About DPD and its inventors.
DPD is currently being implemented, and a beta version will be made available within a few months. The technology behind DPD is owned by its inventors; a detailed description of the techniques can be obtained under disclosure.
Markus Jakobsson (www.markus-jakobsson.com) is Associate Professor of Informatics at Indiana University at Bloomington (IUB), Adjunct Associate Professor of Computer Science at IUB, and Associate Director of the Center for Applied Cybersecurity (http://cacr.iu.edu/). Previous to working at IUB, he was Principal Research Scientist at RSA Security, and a Member of the Technical Staff at Bell Labs, Lucent Technologies. He holds a PhD in computer science from University of California at San Diego, and is an inventor or co-inventor of over 50 patents and patents pending.

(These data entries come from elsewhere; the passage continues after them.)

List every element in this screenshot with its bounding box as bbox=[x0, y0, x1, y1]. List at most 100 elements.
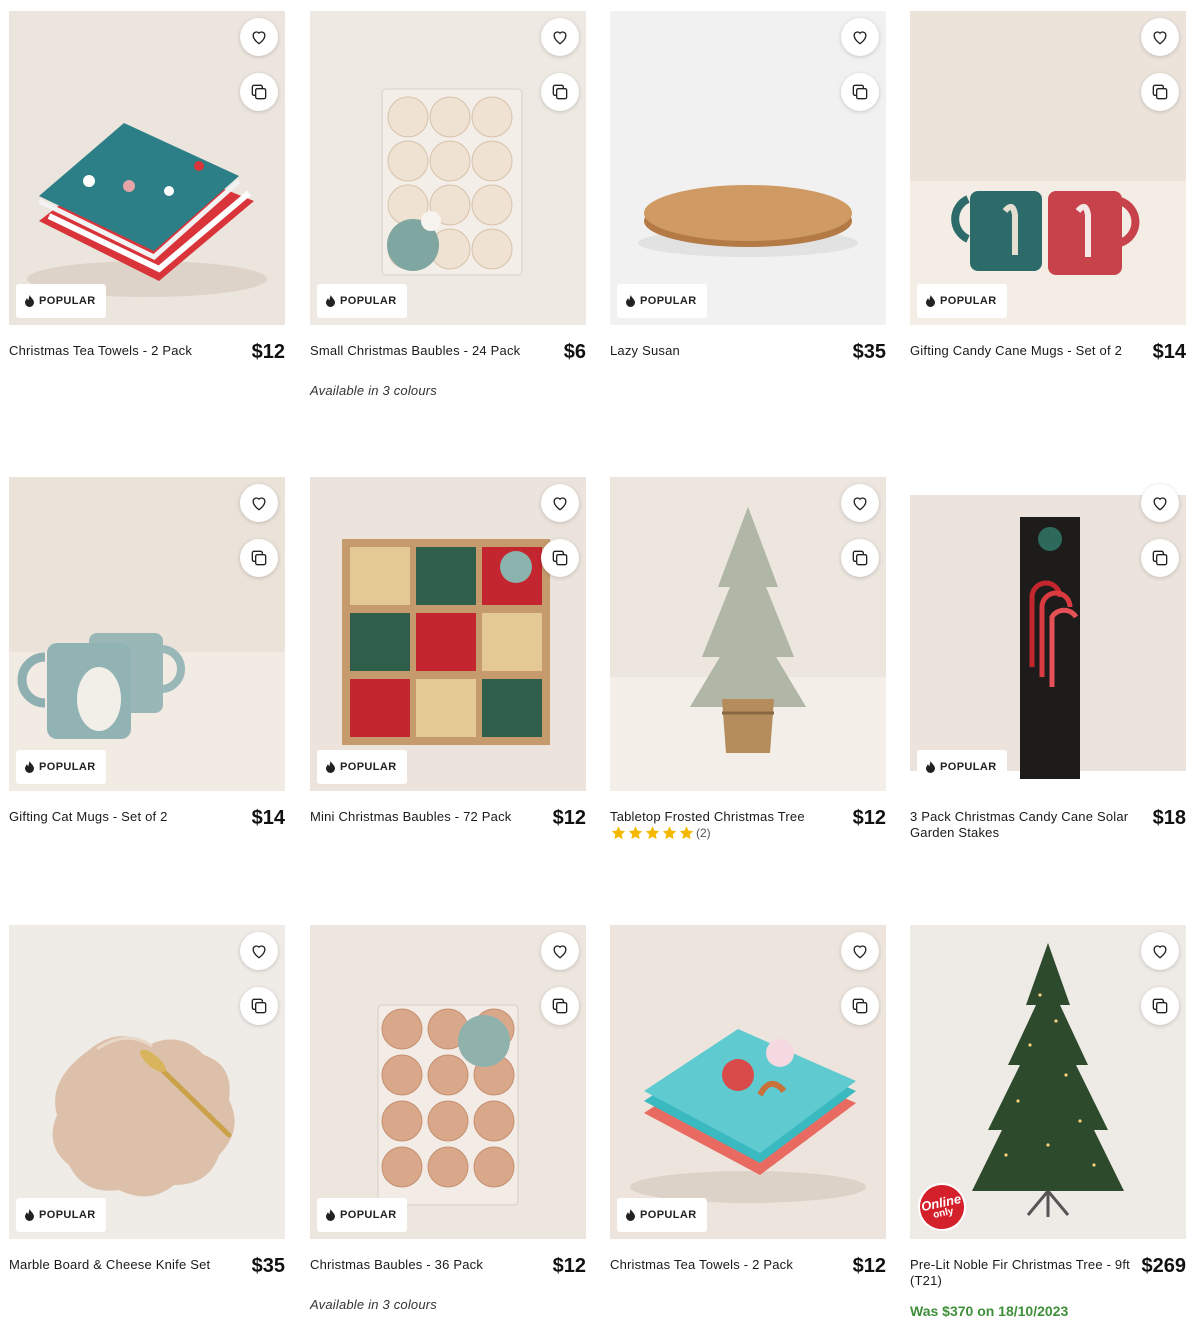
product-name[interactable]: Small Christmas Baubles - 24 Pack bbox=[310, 341, 520, 359]
wishlist-button[interactable] bbox=[1141, 484, 1179, 522]
product-name[interactable]: Pre-Lit Noble Fir Christmas Tree - 9ft (… bbox=[910, 1255, 1130, 1289]
flame-icon bbox=[25, 761, 34, 773]
heart-icon bbox=[553, 945, 567, 959]
product-price: $6 bbox=[563, 341, 586, 363]
product-image[interactable] bbox=[610, 477, 886, 791]
wishlist-button[interactable] bbox=[541, 932, 579, 970]
heart-icon bbox=[553, 31, 567, 45]
product-card[interactable]: POPULAR 3 Pack Christmas Candy Cane Sola… bbox=[910, 477, 1186, 841]
star-rating[interactable]: (2) bbox=[610, 825, 805, 841]
online-only-line2: only bbox=[932, 1205, 955, 1221]
heart-icon bbox=[252, 945, 266, 959]
compare-button[interactable] bbox=[841, 73, 879, 111]
badge-label: POPULAR bbox=[39, 295, 96, 307]
star-icon bbox=[628, 826, 643, 840]
compare-icon bbox=[852, 998, 868, 1014]
candy-tea-towels-photo bbox=[610, 925, 886, 1239]
wishlist-button[interactable] bbox=[1141, 932, 1179, 970]
product-image[interactable]: POPULAR bbox=[610, 925, 886, 1239]
popular-badge: POPULAR bbox=[317, 750, 407, 784]
product-name[interactable]: Christmas Tea Towels - 2 Pack bbox=[610, 1255, 793, 1273]
star-icon bbox=[645, 826, 660, 840]
cat-mugs-photo bbox=[9, 477, 285, 791]
review-count[interactable]: (2) bbox=[696, 826, 711, 840]
compare-button[interactable] bbox=[541, 539, 579, 577]
product-card[interactable]: POPULAR Christmas Baubles - 36 Pack $12 … bbox=[310, 925, 586, 1312]
product-image[interactable]: POPULAR bbox=[9, 477, 285, 791]
wishlist-button[interactable] bbox=[541, 484, 579, 522]
product-card[interactable]: POPULAR Christmas Tea Towels - 2 Pack $1… bbox=[610, 925, 886, 1278]
product-name[interactable]: Marble Board & Cheese Knife Set bbox=[9, 1255, 210, 1273]
wishlist-button[interactable] bbox=[240, 484, 278, 522]
compare-button[interactable] bbox=[240, 73, 278, 111]
popular-badge: POPULAR bbox=[617, 284, 707, 318]
baubles-box-photo bbox=[310, 11, 586, 325]
compare-button[interactable] bbox=[841, 539, 879, 577]
product-name[interactable]: Gifting Cat Mugs - Set of 2 bbox=[9, 807, 168, 825]
badge-label: POPULAR bbox=[340, 295, 397, 307]
badge-label: POPULAR bbox=[640, 1209, 697, 1221]
badge-label: POPULAR bbox=[940, 761, 997, 773]
popular-badge: POPULAR bbox=[617, 1198, 707, 1232]
wishlist-button[interactable] bbox=[541, 18, 579, 56]
product-image[interactable]: POPULAR bbox=[610, 11, 886, 325]
popular-badge: POPULAR bbox=[317, 1198, 407, 1232]
product-name[interactable]: Tabletop Frosted Christmas Tree bbox=[610, 807, 805, 825]
compare-button[interactable] bbox=[841, 987, 879, 1025]
product-card[interactable]: Tabletop Frosted Christmas Tree (2) $12 bbox=[610, 477, 886, 841]
star-icon bbox=[611, 826, 626, 840]
product-card[interactable]: POPULAR Marble Board & Cheese Knife Set … bbox=[9, 925, 285, 1278]
compare-icon bbox=[852, 84, 868, 100]
product-name[interactable]: Lazy Susan bbox=[610, 341, 680, 359]
wishlist-button[interactable] bbox=[1141, 18, 1179, 56]
product-card[interactable]: POPULAR Gifting Candy Cane Mugs - Set of… bbox=[910, 11, 1186, 364]
heart-icon bbox=[853, 945, 867, 959]
compare-icon bbox=[1152, 84, 1168, 100]
compare-icon bbox=[552, 84, 568, 100]
wishlist-button[interactable] bbox=[841, 484, 879, 522]
product-card[interactable]: POPULAR Mini Christmas Baubles - 72 Pack… bbox=[310, 477, 586, 830]
product-image[interactable]: POPULAR bbox=[910, 11, 1186, 325]
product-name[interactable]: 3 Pack Christmas Candy Cane Solar Garden… bbox=[910, 807, 1130, 841]
product-card[interactable]: POPULAR Lazy Susan $35 bbox=[610, 11, 886, 364]
product-price: $12 bbox=[552, 807, 586, 829]
colour-availability: Available in 3 colours bbox=[310, 383, 438, 398]
compare-icon bbox=[852, 550, 868, 566]
compare-button[interactable] bbox=[240, 539, 278, 577]
heart-icon bbox=[853, 31, 867, 45]
product-name[interactable]: Mini Christmas Baubles - 72 Pack bbox=[310, 807, 511, 825]
product-image[interactable]: Online only bbox=[910, 925, 1186, 1239]
product-card[interactable]: POPULAR Gifting Cat Mugs - Set of 2 $14 bbox=[9, 477, 285, 830]
flame-icon bbox=[626, 295, 635, 307]
product-card[interactable]: POPULAR Small Christmas Baubles - 24 Pac… bbox=[310, 11, 586, 398]
compare-button[interactable] bbox=[240, 987, 278, 1025]
compare-button[interactable] bbox=[1141, 539, 1179, 577]
product-name[interactable]: Gifting Candy Cane Mugs - Set of 2 bbox=[910, 341, 1122, 359]
flame-icon bbox=[326, 295, 335, 307]
product-image[interactable]: POPULAR bbox=[310, 11, 586, 325]
wishlist-button[interactable] bbox=[240, 18, 278, 56]
wishlist-button[interactable] bbox=[841, 18, 879, 56]
product-image[interactable]: POPULAR bbox=[9, 925, 285, 1239]
compare-button[interactable] bbox=[1141, 73, 1179, 111]
flame-icon bbox=[326, 1209, 335, 1221]
product-name[interactable]: Christmas Baubles - 36 Pack bbox=[310, 1255, 483, 1273]
wishlist-button[interactable] bbox=[841, 932, 879, 970]
compare-button[interactable] bbox=[1141, 987, 1179, 1025]
product-card[interactable]: Online only Pre-Lit Noble Fir Christmas … bbox=[910, 925, 1186, 1319]
product-image[interactable]: POPULAR bbox=[910, 477, 1186, 791]
product-card[interactable]: POPULAR Christmas Tea Towels - 2 Pack $1… bbox=[9, 11, 285, 364]
product-name[interactable]: Christmas Tea Towels - 2 Pack bbox=[9, 341, 192, 359]
product-image[interactable]: POPULAR bbox=[310, 925, 586, 1239]
heart-icon bbox=[1153, 497, 1167, 511]
wishlist-button[interactable] bbox=[240, 932, 278, 970]
product-image[interactable]: POPULAR bbox=[9, 11, 285, 325]
compare-button[interactable] bbox=[541, 987, 579, 1025]
product-grid: POPULAR Christmas Tea Towels - 2 Pack $1… bbox=[0, 0, 1200, 1319]
heart-icon bbox=[853, 497, 867, 511]
compare-button[interactable] bbox=[541, 73, 579, 111]
lazy-susan-photo bbox=[610, 11, 886, 325]
product-image[interactable]: POPULAR bbox=[310, 477, 586, 791]
badge-label: POPULAR bbox=[39, 1209, 96, 1221]
candy-cane-stakes-photo bbox=[910, 477, 1186, 791]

Steven Myers is an Assistant Professor in the School of Informatics and an Adjunct Assistant Professor for the Department of Computer Science at IUB. He will be receiving his PhD in the spring of 2005 from the University of Toronto. In industry, he has interned at the Mathematical Research Division of Telcordia Technologies and developed and implemented cryptographic technology for Echoworx Corp., a web-security based start-up company. He has four patents pending.